SAIBETIK- Ungkapan bahwa anak muda lebih bersemangat dalam bekerja seolah tidak berlaku di Provinsi Lampung. Partai Gerindra dengan sosok Rahmat Mirzani Djausal (RMD) sebagai Ketua DPD sekaligus simbol pemimpin muda, tampak seperti anak-anak yang selalu salah mengikat tali layang-layang hingga sulit mengudara.
Di tengah tanah kopi dan lada yang masih bergulat dengan konflik agraria, harga pertanian di bawah standar, dan berbagai praktik culas berkedok pendidikan, kepemimpinan Gerindra Lampung justru lebih terlihat sibuk mengeluh ketimbang bekerja mencari solusi.
Petinggi DPD Gerindra Lampung Hanya Mengeluh ke Menteri
Kedatangan Kepala BPN sekaligus politikus senior Partai Golkar, Nusron Wahid, kembali mengangkat isu lama mengenai konflik agraria antara warga dan korporasi. Dalam pernyataannya, Nusron mengungkap keluhan Gubernur Lampung terkait banyaknya korporasi yang menguasai lahan luas, sementara warga dan pemerintah provinsi tidak bisa memanfaatkan potensi tanah tersebut.
Alih-alih menghadirkan solusi, langkah pemimpin muda Gerindra justru sebatas keluhan. Padahal, seharusnya RMD dapat mendorong terbentuknya Satgas Agraria sebagai langkah konkret. Namun suara itu tak terdengar, bahkan ketika mahasiswa menyuarakan isu PT BSA dan SGC.
Singkong Murah, Petani Menjerit
Masalah di bidang pertanian pun tak kalah pelik. Petani singkong Lampung mengeluhkan harga jual hasil panen yang hanya Rp1.000 per kilogram, dengan potongan 30-40 persen dari pengepul. Jauh dari harga acuan Mentan sebesar Rp1.350, bahkan lebih rendah dibanding Nigeria yang bisa menembus Rp4.000 per kilogram.
Hal ini menjadi bukti bahwa RMD belum mampu menghadirkan instrumen untuk menjamin kesejahteraan petani.
Dukung Kebijakan Kontroversial Pendidikan
Di sektor pendidikan, dukungan Gerindra Lampung terhadap kebijakan Wali Kota Bandar Lampung, Eva Dwiana, juga menuai sorotan.

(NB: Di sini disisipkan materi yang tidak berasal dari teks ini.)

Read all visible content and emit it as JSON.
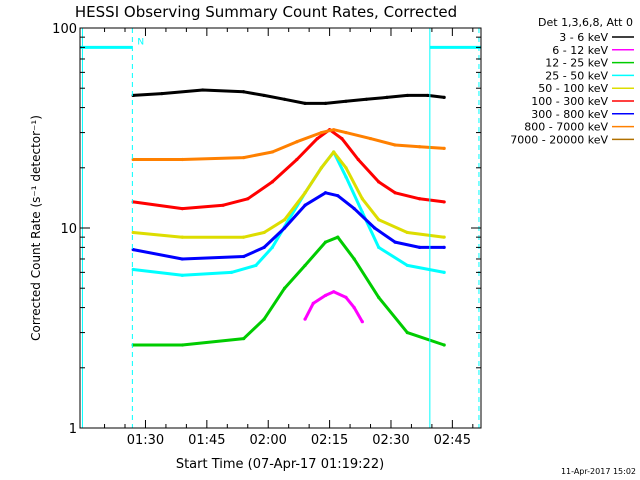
{
  "chart_data": {
    "type": "line",
    "title": "HESSI Observing Summary Count Rates, Corrected",
    "xlabel": "Start Time (07-Apr-17 01:19:22)",
    "ylabel": "Corrected Count Rate (s⁻¹ detector⁻¹)",
    "yscale": "log",
    "ylim": [
      1,
      100
    ],
    "xlim_minutes": [
      -5.0,
      93.0
    ],
    "xticks": [
      {
        "min": 11,
        "label": "01:30"
      },
      {
        "min": 26,
        "label": "01:45"
      },
      {
        "min": 41,
        "label": "02:00"
      },
      {
        "min": 56,
        "label": "02:15"
      },
      {
        "min": 71,
        "label": "02:30"
      },
      {
        "min": 86,
        "label": "02:45"
      }
    ],
    "yticks": [
      {
        "val": 1,
        "label": "1"
      },
      {
        "val": 10,
        "label": "10"
      },
      {
        "val": 100,
        "label": "100"
      }
    ],
    "legend_title": "Det 1,3,6,8, Att 0",
    "legend_position": "right, outside plot",
    "series": [
      {
        "name": "3 - 6 keV",
        "color": "#000000",
        "x": [
          8,
          15,
          25,
          35,
          40,
          45,
          50,
          55,
          60,
          65,
          70,
          75,
          80,
          84
        ],
        "y": [
          46,
          47,
          49,
          48,
          46,
          44,
          42,
          42,
          43,
          44,
          45,
          46,
          46,
          45
        ]
      },
      {
        "name": "6 - 12 keV",
        "color": "#ff00ff",
        "x": [
          50,
          52,
          55,
          57,
          60,
          62,
          64
        ],
        "y": [
          3.5,
          4.2,
          4.6,
          4.8,
          4.5,
          4.0,
          3.4
        ]
      },
      {
        "name": "12 - 25 keV",
        "color": "#00cc00",
        "x": [
          8,
          20,
          35,
          40,
          45,
          50,
          55,
          58,
          62,
          68,
          75,
          84
        ],
        "y": [
          2.6,
          2.6,
          2.8,
          3.5,
          5,
          6.5,
          8.5,
          9,
          7,
          4.5,
          3,
          2.6
        ]
      },
      {
        "name": "25 - 50 keV",
        "color": "#00ffff",
        "x": [
          8,
          20,
          32,
          38,
          42,
          46,
          50,
          54,
          57,
          60,
          64,
          68,
          75,
          84
        ],
        "y": [
          6.2,
          5.8,
          6,
          6.5,
          8,
          11,
          15,
          20,
          24,
          18,
          12,
          8,
          6.5,
          6
        ]
      },
      {
        "name": "50 - 100 keV",
        "color": "#dddd00",
        "x": [
          8,
          20,
          35,
          40,
          45,
          50,
          54,
          57,
          60,
          64,
          68,
          75,
          84
        ],
        "y": [
          9.5,
          9,
          9,
          9.5,
          11,
          15,
          20,
          24,
          20,
          14,
          11,
          9.5,
          9
        ]
      },
      {
        "name": "100 - 300 keV",
        "color": "#ff0000",
        "x": [
          8,
          20,
          30,
          36,
          42,
          48,
          53,
          56,
          59,
          63,
          68,
          72,
          78,
          84
        ],
        "y": [
          13.5,
          12.5,
          13,
          14,
          17,
          22,
          28,
          31,
          28,
          22,
          17,
          15,
          14,
          13.5
        ]
      },
      {
        "name": "300 - 800 keV",
        "color": "#0000ff",
        "x": [
          8,
          20,
          35,
          40,
          45,
          50,
          55,
          58,
          62,
          67,
          72,
          78,
          84
        ],
        "y": [
          7.8,
          7,
          7.2,
          8,
          10,
          13,
          15,
          14.5,
          12.5,
          10,
          8.5,
          8,
          8
        ]
      },
      {
        "name": "800 - 7000 keV",
        "color": "#ff8000",
        "x": [
          8,
          20,
          35,
          42,
          48,
          54,
          57,
          60,
          66,
          72,
          78,
          84
        ],
        "y": [
          22,
          22,
          22.5,
          24,
          27,
          30,
          31,
          30,
          28,
          26,
          25.5,
          25
        ]
      },
      {
        "name": "7000 - 20000 keV",
        "color": "#b07000",
        "x": [],
        "y": []
      }
    ],
    "attenuator_bars": [
      {
        "x_start": -5.0,
        "x_end": 7.8,
        "color": "#00ffff",
        "label": "N"
      },
      {
        "x_start": 80.5,
        "x_end": 93.0,
        "color": "#00ffff",
        "label": ""
      }
    ],
    "vertical_markers": [
      {
        "x": -4.4,
        "style": "solid",
        "color": "#00ffff"
      },
      {
        "x": 7.8,
        "style": "dashed",
        "color": "#00ffff"
      },
      {
        "x": 80.5,
        "style": "solid",
        "color": "#00ffff"
      },
      {
        "x": 92.5,
        "style": "dashed",
        "color": "#00ffff"
      }
    ]
  },
  "footer": {
    "timestamp": "11-Apr-2017 15:02"
  }
}
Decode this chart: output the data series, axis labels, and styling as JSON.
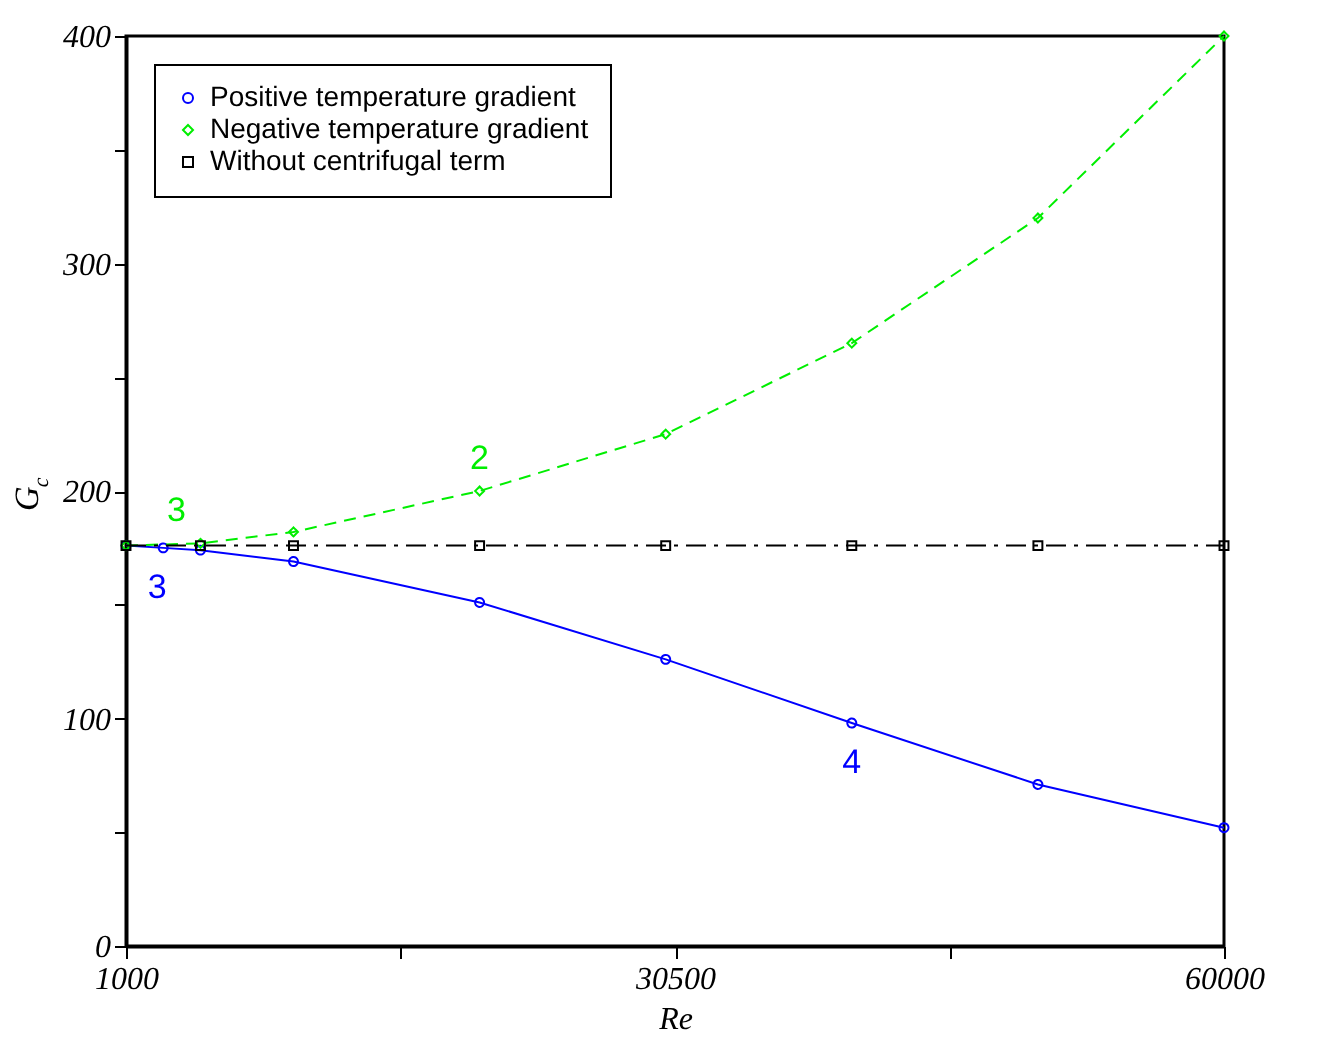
{
  "chart_data": {
    "type": "line",
    "xlabel": "Re",
    "ylabel": "G$_{c}$",
    "xlim": [
      1000,
      60000
    ],
    "xticks": [
      1000,
      {
        "value": 15750,
        "label": null
      },
      30500,
      {
        "value": 45250,
        "label": null
      },
      60000
    ],
    "ylim": [
      0,
      400
    ],
    "yticks": [
      0,
      {
        "value": 50,
        "label": null
      },
      100,
      {
        "value": 150,
        "label": null
      },
      200,
      {
        "value": 250,
        "label": null
      },
      300,
      {
        "value": 350,
        "label": null
      },
      400
    ],
    "grid": false,
    "legend": "top left",
    "series": [
      {
        "name": "Positive temperature gradient",
        "color": "#0000ff",
        "marker": "circle",
        "line_style": "solid",
        "x": [
          1000,
          3000,
          5000,
          10000,
          20000,
          30000,
          40000,
          50000,
          60000
        ],
        "values": [
          176,
          175,
          174,
          169,
          151,
          126,
          98,
          71,
          52
        ]
      },
      {
        "name": "Negative temperature gradient",
        "color": "#00ee00",
        "marker": "diamond",
        "line_style": "dashed",
        "x": [
          1000,
          5000,
          10000,
          20000,
          30000,
          40000,
          50000,
          60000
        ],
        "values": [
          176,
          177,
          182,
          200,
          225,
          265,
          320,
          400
        ]
      },
      {
        "name": "Without centrifugal term",
        "color": "#000000",
        "marker": "square",
        "line_style": "dashdot",
        "x": [
          1000,
          5000,
          10000,
          20000,
          30000,
          40000,
          50000,
          60000
        ],
        "values": [
          176,
          176,
          176,
          176,
          176,
          176,
          176,
          176
        ]
      }
    ],
    "annotations": [
      {
        "text": "3",
        "x": 5000,
        "y": 177
      },
      {
        "text": "3",
        "x": 3000,
        "y": 175
      },
      {
        "text": "2",
        "x": 20000,
        "y": 200
      },
      {
        "text": "4",
        "x": 40000,
        "y": 98
      }
    ]
  }
}
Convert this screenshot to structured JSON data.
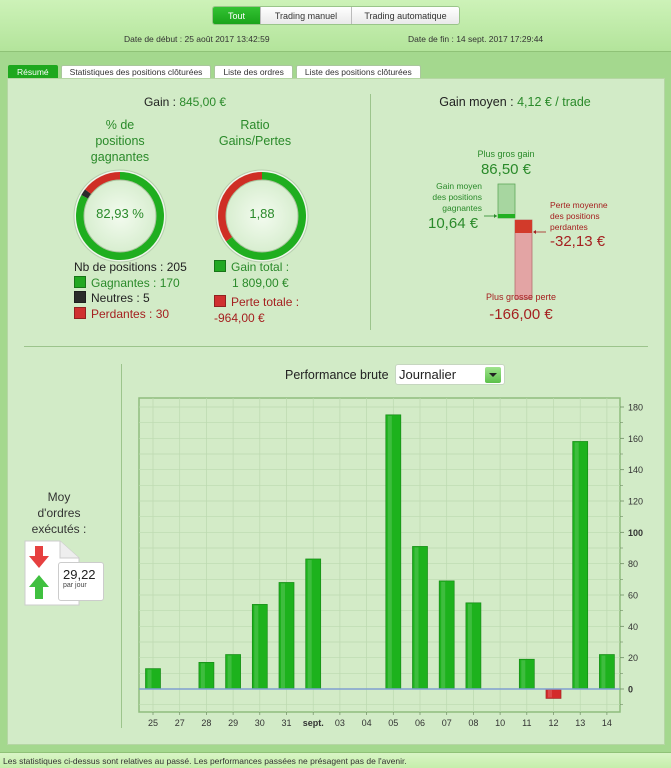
{
  "header": {
    "modes": [
      "Tout",
      "Trading manuel",
      "Trading automatique"
    ],
    "active_mode": "Tout",
    "start_date": "Date de début :  25 août 2017 13:42:59",
    "end_date": "Date de fin :  14 sept. 2017 17:29:44"
  },
  "tabs": [
    "Résumé",
    "Statistiques des positions clôturées",
    "Liste des ordres",
    "Liste des positions clôturées"
  ],
  "summary": {
    "gain_label": "Gain : ",
    "gain_value": "845,00 €",
    "pct_title_1": "% de",
    "pct_title_2": "positions",
    "pct_title_3": "gagnantes",
    "pct_value": "82,93 %",
    "ratio_title_1": "Ratio",
    "ratio_title_2": "Gains/Pertes",
    "ratio_value": "1,88",
    "nb_positions": "Nb de positions : 205",
    "gagnantes": "Gagnantes : 170",
    "neutres": "Neutres : 5",
    "perdantes": "Perdantes : 30",
    "gain_total_label": "Gain total :",
    "gain_total_value": "1 809,00 €",
    "perte_totale_label": "Perte totale :",
    "perte_totale_value": "-964,00 €",
    "counts": {
      "gagnantes": 170,
      "neutres": 5,
      "perdantes": 30
    },
    "totals": {
      "gain": 1809,
      "perte": 964
    }
  },
  "gain_moyen": {
    "label": "Gain moyen : ",
    "value": "4,12 € / trade",
    "plus_gros_gain_label": "Plus gros gain",
    "plus_gros_gain_value": "86,50 €",
    "gain_moyen_pos_label_1": "Gain moyen",
    "gain_moyen_pos_label_2": "des positions",
    "gain_moyen_pos_label_3": "gagnantes",
    "gain_moyen_pos_value": "10,64 €",
    "perte_moyenne_label_1": "Perte moyenne",
    "perte_moyenne_label_2": "des positions",
    "perte_moyenne_label_3": "perdantes",
    "perte_moyenne_value": "-32,13 €",
    "plus_grosse_perte_label": "Plus grosse perte",
    "plus_grosse_perte_value": "-166,00 €"
  },
  "orders": {
    "title_1": "Moy",
    "title_2": "d'ordres",
    "title_3": "exécutés :",
    "value": "29,22",
    "unit": "par jour"
  },
  "performance": {
    "label": "Performance brute",
    "period": "Journalier"
  },
  "chart_data": {
    "type": "bar",
    "title": "Performance brute",
    "categories": [
      "25",
      "27",
      "28",
      "29",
      "30",
      "31",
      "sept.",
      "03",
      "04",
      "05",
      "06",
      "07",
      "08",
      "10",
      "11",
      "12",
      "13",
      "14"
    ],
    "values": [
      13,
      0,
      17,
      22,
      54,
      68,
      83,
      0,
      0,
      175,
      91,
      69,
      55,
      0,
      19,
      -6,
      158,
      22
    ],
    "ylim": [
      -15,
      185
    ],
    "yticks": [
      0,
      20,
      40,
      60,
      80,
      100,
      120,
      140,
      160,
      180
    ],
    "ytick_labels": [
      "0",
      "20",
      "40",
      "60",
      "80",
      "100",
      "120",
      "140",
      "160",
      "180"
    ],
    "grid": true,
    "colors": {
      "positive": "#1db21d",
      "negative": "#d42a2a",
      "zero_line": "#7f9fd0"
    }
  },
  "footer": "Les statistiques ci-dessus sont relatives au passé. Les performances passées ne présagent pas de l'avenir."
}
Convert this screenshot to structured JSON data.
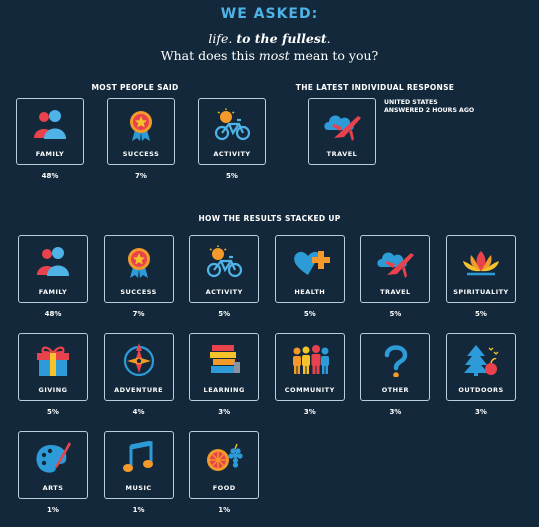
{
  "header": {
    "title": "WE ASKED:",
    "tagline_a": "life",
    "tagline_sep": ". ",
    "tagline_b": "to the fullest",
    "tagline_end": ".",
    "question_a": "What does this ",
    "question_em": "most",
    "question_b": " mean to you?"
  },
  "most_people": {
    "title": "MOST PEOPLE SAID",
    "items": [
      {
        "label": "FAMILY",
        "pct": "48%",
        "icon": "family-icon"
      },
      {
        "label": "SUCCESS",
        "pct": "7%",
        "icon": "medal-icon"
      },
      {
        "label": "ACTIVITY",
        "pct": "5%",
        "icon": "bicycle-icon"
      }
    ]
  },
  "latest": {
    "title": "THE LATEST INDIVIDUAL RESPONSE",
    "location": "UNITED STATES",
    "time": "ANSWERED 2 HOURS AGO",
    "label": "TRAVEL",
    "icon": "airplane-icon"
  },
  "results": {
    "title": "HOW THE RESULTS STACKED UP",
    "items": [
      {
        "label": "FAMILY",
        "pct": "48%",
        "icon": "family-icon"
      },
      {
        "label": "SUCCESS",
        "pct": "7%",
        "icon": "medal-icon"
      },
      {
        "label": "ACTIVITY",
        "pct": "5%",
        "icon": "bicycle-icon"
      },
      {
        "label": "HEALTH",
        "pct": "5%",
        "icon": "heart-cross-icon"
      },
      {
        "label": "TRAVEL",
        "pct": "5%",
        "icon": "airplane-icon"
      },
      {
        "label": "SPIRITUALITY",
        "pct": "5%",
        "icon": "lotus-icon"
      },
      {
        "label": "GIVING",
        "pct": "5%",
        "icon": "gift-icon"
      },
      {
        "label": "ADVENTURE",
        "pct": "4%",
        "icon": "compass-icon"
      },
      {
        "label": "LEARNING",
        "pct": "3%",
        "icon": "books-icon"
      },
      {
        "label": "COMMUNITY",
        "pct": "3%",
        "icon": "people-icon"
      },
      {
        "label": "OTHER",
        "pct": "3%",
        "icon": "question-icon"
      },
      {
        "label": "OUTDOORS",
        "pct": "3%",
        "icon": "tree-icon"
      },
      {
        "label": "ARTS",
        "pct": "1%",
        "icon": "palette-icon"
      },
      {
        "label": "MUSIC",
        "pct": "1%",
        "icon": "music-note-icon"
      },
      {
        "label": "FOOD",
        "pct": "1%",
        "icon": "fruit-icon"
      }
    ]
  },
  "colors": {
    "background": "#13293b",
    "accent_blue": "#4fb3e8",
    "border": "#b8d0dc",
    "red": "#e8424c",
    "orange": "#f39a2a",
    "yellow": "#f5c22b"
  }
}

Eva dinilai melakukan langkah terstruktur dan sistematis untuk mendirikan SMA Swasta Siger, meski menabrak empat regulasi sekaligus.
Bahkan camat dan lurah turut bergerak door to door mencari data siswa dan warga penerima PIP, padahal seorang wali kota tidak memiliki wewenang dalam program nasional tersebut. Alih-alih menegur, Gerindra justru terkesan mendukung kebijakan yang berpotensi menelantarkan remaja pra sejahtera di Lampung.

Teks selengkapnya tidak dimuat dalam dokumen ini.